A report by The Washington Post has revealed that tech giant Huawei reportedly tested facial recognition software that could send automated alarms when they identify members of the Uighur community.
There have been several reports about use such technology in China that has been used to monitor and target Uighur community, since their mass detention.
The programme involves the use of facial recognition software that send alerts to Chinese government authorities when its cameras identify members of the Uighur community.
There are two Chinese firms involved in the operation and execution of this software. One is Huawei and the other is Megvii, another Chinese tech company that designs image recognition software.
Huawei has removed documentation related to this programme from its website after the company was contacted for comment.
The companies had made great efforts to test an artificial-intelligence camera system that could scan faces in a crowd and estimate each person’s age, sex and ethnicity.
International watchdogs believe that the programmes are being used to exert control over the persecuted minority and to identify individuals whom the Chinese government deems a threat and to quash criticism.
The report suggests that the programme could distinguish and identify Uighurs in crowds. Another concern is that these programmes can result in racial discrimination and profiling.
Huawei and Megvii have seen a pushback from US authorities who have called them out for representing threats to national security and for human rights violations, particularly in Xinjiang.
In 2019, Megvii was among the eight Chinese tech giants to have been hit with sanctions by the US government for their role in contributing to the persecution of Uighur Muslims in China.

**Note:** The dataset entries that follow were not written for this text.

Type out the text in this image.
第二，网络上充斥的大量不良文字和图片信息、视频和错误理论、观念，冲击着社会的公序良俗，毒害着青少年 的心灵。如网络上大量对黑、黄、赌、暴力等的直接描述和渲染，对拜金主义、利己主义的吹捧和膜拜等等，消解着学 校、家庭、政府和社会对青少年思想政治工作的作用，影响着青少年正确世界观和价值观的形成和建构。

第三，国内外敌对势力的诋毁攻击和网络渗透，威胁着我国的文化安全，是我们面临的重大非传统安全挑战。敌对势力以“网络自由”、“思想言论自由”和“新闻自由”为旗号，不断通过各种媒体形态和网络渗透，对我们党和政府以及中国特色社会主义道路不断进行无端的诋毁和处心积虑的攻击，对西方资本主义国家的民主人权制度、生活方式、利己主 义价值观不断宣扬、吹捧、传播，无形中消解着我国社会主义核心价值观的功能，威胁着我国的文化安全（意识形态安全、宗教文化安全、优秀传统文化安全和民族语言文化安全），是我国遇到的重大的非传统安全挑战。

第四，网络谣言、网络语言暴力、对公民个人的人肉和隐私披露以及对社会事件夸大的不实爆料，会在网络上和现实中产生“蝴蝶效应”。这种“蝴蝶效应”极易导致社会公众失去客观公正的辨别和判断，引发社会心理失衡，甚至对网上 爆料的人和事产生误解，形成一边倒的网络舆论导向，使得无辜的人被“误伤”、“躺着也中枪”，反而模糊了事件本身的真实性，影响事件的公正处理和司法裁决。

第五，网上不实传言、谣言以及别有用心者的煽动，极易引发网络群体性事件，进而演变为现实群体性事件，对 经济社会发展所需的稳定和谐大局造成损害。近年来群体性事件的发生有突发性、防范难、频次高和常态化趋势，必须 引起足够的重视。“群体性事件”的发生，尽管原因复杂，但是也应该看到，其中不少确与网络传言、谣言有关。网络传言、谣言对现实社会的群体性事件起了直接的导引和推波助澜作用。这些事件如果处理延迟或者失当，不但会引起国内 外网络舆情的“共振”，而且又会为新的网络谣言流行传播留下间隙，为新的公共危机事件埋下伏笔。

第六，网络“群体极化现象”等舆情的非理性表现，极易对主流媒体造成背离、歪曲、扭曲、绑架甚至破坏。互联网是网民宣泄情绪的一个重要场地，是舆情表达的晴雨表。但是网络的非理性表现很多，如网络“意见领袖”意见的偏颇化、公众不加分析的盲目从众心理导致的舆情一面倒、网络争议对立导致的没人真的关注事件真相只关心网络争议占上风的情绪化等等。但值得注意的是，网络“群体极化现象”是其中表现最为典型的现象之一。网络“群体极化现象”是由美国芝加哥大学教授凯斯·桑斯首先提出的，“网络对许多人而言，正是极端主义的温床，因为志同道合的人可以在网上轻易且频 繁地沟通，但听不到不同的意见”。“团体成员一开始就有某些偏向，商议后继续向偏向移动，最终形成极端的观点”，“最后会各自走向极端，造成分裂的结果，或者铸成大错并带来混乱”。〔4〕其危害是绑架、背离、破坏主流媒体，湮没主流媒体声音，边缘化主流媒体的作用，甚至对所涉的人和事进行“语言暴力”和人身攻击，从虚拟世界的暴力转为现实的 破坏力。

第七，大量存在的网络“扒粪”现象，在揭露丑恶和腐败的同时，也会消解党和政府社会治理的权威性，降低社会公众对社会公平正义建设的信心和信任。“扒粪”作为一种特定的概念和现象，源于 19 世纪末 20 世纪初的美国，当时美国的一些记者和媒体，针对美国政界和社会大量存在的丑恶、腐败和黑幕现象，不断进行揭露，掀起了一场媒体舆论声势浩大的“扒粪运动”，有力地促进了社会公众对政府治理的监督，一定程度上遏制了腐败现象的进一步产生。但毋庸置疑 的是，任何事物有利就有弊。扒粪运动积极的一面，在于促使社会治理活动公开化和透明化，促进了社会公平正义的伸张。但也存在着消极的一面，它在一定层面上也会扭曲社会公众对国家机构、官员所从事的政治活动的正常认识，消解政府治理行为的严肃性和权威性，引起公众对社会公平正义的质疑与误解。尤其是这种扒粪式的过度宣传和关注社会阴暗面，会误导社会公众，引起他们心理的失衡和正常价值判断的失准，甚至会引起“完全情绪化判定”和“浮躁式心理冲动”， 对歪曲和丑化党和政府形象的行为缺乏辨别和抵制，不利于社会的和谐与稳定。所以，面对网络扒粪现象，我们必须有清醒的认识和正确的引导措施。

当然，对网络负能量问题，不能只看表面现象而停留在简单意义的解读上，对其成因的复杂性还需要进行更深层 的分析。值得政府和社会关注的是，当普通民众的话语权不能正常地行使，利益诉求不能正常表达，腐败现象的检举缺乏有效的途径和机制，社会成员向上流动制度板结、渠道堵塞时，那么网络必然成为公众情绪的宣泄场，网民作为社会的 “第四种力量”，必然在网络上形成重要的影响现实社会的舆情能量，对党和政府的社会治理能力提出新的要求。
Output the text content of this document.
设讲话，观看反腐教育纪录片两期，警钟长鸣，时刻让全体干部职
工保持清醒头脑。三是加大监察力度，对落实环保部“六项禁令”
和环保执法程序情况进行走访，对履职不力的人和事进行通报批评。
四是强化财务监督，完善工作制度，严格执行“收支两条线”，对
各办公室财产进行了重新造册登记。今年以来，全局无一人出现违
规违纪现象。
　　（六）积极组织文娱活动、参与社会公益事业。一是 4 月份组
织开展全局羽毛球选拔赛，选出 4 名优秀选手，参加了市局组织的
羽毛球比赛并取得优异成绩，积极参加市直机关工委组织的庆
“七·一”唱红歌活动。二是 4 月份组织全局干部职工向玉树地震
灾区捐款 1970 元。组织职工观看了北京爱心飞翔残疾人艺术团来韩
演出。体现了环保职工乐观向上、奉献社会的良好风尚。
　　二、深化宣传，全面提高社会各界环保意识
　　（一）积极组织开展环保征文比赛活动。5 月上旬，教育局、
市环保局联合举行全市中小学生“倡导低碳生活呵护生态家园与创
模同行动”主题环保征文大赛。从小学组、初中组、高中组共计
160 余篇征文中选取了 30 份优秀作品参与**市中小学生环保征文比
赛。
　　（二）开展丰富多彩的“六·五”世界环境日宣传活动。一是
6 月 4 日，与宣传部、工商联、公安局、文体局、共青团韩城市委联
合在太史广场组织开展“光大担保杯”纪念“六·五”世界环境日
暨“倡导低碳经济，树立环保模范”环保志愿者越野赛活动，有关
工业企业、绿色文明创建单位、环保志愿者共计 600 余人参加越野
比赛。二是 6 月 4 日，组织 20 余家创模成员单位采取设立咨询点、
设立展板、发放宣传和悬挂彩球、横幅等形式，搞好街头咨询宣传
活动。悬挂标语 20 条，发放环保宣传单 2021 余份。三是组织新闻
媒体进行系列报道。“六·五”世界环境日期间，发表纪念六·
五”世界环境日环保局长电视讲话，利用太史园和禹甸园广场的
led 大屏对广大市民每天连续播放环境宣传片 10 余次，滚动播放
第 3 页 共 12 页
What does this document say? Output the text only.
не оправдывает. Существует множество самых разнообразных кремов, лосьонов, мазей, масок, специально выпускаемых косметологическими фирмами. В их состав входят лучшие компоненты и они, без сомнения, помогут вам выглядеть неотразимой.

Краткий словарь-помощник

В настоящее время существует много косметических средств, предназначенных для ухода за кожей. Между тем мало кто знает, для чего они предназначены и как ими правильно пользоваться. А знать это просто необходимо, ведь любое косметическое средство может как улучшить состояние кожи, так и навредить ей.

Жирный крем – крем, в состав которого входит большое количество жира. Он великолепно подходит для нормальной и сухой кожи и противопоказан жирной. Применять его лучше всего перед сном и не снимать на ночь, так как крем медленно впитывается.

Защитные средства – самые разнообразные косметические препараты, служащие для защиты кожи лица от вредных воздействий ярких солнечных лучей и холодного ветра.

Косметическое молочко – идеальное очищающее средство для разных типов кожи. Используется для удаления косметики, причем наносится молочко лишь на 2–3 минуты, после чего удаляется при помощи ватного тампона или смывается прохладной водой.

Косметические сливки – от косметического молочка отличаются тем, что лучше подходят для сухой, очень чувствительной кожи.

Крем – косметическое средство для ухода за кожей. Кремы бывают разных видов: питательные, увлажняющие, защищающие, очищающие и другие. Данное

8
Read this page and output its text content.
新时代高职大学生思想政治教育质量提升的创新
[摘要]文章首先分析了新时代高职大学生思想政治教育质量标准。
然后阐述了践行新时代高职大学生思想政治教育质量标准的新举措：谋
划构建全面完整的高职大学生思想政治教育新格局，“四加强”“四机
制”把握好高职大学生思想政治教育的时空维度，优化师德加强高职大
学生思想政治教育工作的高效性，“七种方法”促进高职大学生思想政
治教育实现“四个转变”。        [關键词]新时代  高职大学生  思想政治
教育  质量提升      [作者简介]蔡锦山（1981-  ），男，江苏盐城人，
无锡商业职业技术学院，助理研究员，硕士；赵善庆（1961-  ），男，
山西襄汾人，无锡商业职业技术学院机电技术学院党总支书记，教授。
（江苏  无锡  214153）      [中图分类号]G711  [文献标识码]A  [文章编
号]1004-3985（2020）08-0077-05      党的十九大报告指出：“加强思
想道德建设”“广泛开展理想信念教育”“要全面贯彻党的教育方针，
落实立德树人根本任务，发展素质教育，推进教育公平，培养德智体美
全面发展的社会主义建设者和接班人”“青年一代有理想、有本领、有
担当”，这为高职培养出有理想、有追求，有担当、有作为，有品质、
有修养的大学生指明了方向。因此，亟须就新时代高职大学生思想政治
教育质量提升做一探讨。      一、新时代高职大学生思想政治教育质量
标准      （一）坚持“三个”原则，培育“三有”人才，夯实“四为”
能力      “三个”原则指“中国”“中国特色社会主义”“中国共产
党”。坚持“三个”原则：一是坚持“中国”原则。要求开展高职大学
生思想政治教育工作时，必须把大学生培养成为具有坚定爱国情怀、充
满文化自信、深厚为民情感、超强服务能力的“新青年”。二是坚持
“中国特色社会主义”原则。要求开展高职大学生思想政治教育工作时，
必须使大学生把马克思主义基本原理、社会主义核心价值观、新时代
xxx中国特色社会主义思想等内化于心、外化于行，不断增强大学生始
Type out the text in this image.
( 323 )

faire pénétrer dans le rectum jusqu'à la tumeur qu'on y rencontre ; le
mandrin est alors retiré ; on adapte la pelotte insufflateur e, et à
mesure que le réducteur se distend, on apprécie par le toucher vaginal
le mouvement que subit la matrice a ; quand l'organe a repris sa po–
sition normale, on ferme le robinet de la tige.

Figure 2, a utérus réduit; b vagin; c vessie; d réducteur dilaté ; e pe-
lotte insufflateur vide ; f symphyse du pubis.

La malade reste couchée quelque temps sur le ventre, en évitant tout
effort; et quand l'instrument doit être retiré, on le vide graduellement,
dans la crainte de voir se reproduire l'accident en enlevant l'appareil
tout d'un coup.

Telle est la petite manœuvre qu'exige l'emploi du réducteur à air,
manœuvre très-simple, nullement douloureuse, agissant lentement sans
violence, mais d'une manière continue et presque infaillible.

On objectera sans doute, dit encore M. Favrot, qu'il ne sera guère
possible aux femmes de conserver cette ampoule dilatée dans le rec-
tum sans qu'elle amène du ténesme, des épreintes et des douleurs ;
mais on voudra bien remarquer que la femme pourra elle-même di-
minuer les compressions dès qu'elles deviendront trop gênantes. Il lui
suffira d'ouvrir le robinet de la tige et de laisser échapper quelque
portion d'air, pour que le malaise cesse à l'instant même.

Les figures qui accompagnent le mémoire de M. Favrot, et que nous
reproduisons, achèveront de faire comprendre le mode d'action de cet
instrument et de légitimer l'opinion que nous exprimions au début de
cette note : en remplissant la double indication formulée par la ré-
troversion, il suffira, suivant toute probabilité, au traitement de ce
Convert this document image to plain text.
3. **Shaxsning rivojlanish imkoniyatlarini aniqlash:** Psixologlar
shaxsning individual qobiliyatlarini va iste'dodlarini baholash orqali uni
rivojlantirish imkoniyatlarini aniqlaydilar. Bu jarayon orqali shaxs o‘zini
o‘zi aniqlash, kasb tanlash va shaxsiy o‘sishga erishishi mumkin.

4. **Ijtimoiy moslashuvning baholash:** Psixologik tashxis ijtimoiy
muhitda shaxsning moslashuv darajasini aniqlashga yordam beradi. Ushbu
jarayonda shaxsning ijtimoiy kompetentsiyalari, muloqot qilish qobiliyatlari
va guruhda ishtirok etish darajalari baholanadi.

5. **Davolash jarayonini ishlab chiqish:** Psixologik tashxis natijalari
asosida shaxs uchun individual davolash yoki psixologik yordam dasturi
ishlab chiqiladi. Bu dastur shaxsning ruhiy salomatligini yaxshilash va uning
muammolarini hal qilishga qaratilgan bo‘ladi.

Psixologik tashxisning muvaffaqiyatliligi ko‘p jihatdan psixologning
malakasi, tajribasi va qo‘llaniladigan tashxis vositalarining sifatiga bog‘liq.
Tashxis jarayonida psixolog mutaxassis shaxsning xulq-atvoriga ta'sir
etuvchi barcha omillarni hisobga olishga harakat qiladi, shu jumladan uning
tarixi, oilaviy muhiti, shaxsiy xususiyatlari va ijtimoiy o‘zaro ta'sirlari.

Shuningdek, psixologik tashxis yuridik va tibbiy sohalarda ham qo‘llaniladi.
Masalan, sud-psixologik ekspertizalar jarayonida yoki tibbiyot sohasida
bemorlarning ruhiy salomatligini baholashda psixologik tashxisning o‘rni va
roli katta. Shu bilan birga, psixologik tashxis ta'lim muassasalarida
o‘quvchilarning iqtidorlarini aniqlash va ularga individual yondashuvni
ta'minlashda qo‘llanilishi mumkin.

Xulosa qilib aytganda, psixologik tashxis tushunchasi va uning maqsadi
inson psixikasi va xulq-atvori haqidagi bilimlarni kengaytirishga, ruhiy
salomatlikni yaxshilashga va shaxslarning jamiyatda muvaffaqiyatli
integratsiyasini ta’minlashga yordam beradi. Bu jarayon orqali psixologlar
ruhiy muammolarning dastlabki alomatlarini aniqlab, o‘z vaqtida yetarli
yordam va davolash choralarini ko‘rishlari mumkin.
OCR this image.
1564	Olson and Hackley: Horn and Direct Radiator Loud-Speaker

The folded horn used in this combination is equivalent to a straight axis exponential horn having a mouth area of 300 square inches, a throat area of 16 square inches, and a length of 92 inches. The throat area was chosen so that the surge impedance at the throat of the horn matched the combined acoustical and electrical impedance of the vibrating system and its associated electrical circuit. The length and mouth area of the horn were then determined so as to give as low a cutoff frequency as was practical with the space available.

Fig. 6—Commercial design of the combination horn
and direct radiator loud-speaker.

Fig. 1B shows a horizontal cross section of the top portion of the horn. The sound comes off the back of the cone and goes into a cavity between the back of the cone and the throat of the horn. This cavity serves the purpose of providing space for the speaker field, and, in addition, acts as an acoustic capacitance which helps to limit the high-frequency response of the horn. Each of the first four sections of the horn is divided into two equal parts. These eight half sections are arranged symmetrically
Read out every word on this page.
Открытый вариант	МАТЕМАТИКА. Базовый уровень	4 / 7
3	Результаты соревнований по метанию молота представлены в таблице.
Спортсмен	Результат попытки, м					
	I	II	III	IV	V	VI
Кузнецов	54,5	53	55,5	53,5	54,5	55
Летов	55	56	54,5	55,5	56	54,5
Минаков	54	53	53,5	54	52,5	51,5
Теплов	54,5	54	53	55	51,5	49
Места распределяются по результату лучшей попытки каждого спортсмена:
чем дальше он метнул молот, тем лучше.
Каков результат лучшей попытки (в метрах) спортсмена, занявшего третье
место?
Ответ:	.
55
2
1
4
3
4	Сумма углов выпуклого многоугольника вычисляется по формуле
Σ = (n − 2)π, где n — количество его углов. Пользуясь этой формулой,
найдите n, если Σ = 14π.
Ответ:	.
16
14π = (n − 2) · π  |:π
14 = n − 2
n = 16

The Uighurs are a Turkic ethnic group originating from and culturally affiliated with the general region of Central and East Asia.
The Uighurs are recognized as native to the Xinjiang Uyghur Autonomous Region in Northwest China.
The Uighurs have traditionally inhabited a series of oases scattered across the Taklamakan Desert within the Tarim Basin.
These oases have historically existed as independent states or were controlled by many civilizations including China, the Mongols, the Tibetans and various Turkic polities.